Talitha LeFlouria is the Lisa Smith Discovery Associate Professor in African and African-American Studies at the University of Virginia and an Andrew Carnegie Fellow. She is a scholar of African American history, specializing in mass incarceration; modern slavery; and black women in America. She is the author of Chained in Silence: Black Women and Convict Labor in the New South (UNC Press, 2015). This book received several national awards including: the Darlene Clark Hine Award from the Organization of American Historians (2016), the Philip Taft Labor History Award from the Cornell University School of Industrial and Labor Relations & Labor and Working-Class History Association (2016), the Malcolm Bell, Jr. and Muriel Barrow Bell Award from the Georgia Historical Society (2016), the Letitia Woods Brown Memorial Book Prize from the Association of Black Women Historians (2015), and the Ida B. Wells Tribute Award from the Charles H. Wright Museum of African American History (2015). Her work has been featured in the Sundance nominated documentary, Slavery by Another Name, as well as C-SPAN and Left of Black. Her written work and expertise have been profiled in The Atlantic, Washington Post, Ms. Magazine, The Nation, Huffington Post, For Harriet, and several syndicated radio programs.
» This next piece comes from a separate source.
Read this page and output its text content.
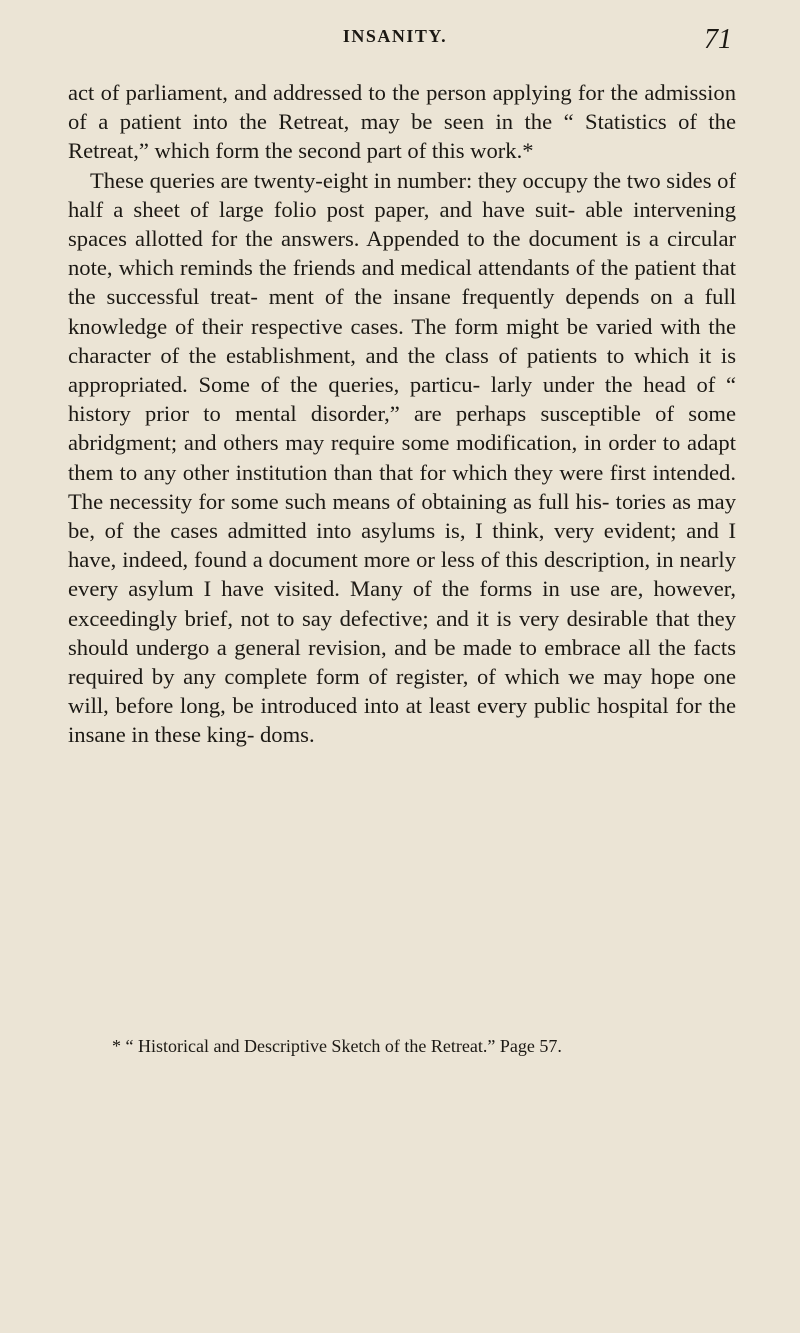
INSANITY.	71

act of parliament, and addressed to the person applying for the admission of a patient into the Retreat, may be seen in the “ Statistics of the Retreat,” which form the second part of this work.*

These queries are twenty-eight in number: they occupy the two sides of half a sheet of large folio post paper, and have suit- able intervening spaces allotted for the answers. Appended to the document is a circular note, which reminds the friends and medical attendants of the patient that the successful treat- ment of the insane frequently depends on a full knowledge of their respective cases. The form might be varied with the character of the establishment, and the class of patients to which it is appropriated. Some of the queries, particu- larly under the head of “ history prior to mental disorder,” are perhaps susceptible of some abridgment; and others may require some modification, in order to adapt them to any other institution than that for which they were first intended. The necessity for some such means of obtaining as full his- tories as may be, of the cases admitted into asylums is, I think, very evident; and I have, indeed, found a document more or less of this description, in nearly every asylum I have visited. Many of the forms in use are, however, exceedingly brief, not to say defective; and it is very desirable that they should undergo a general revision, and be made to embrace all the facts required by any complete form of register, of which we may hope one will, before long, be introduced into at least every public hospital for the insane in these king- doms.

* “ Historical and Descriptive Sketch of the Retreat.” Page 57.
Professor LeFlouria is the co-director of the Public Voices Fellowship Program at the University of Virginia. She also serves on the Board of Directors for Historians Against Slavery and on the editorial board of the Georgia Historical Quarterly and International Labor and Working-Class History journal.

Presented by IRWG's Black Feminist Health Studies program.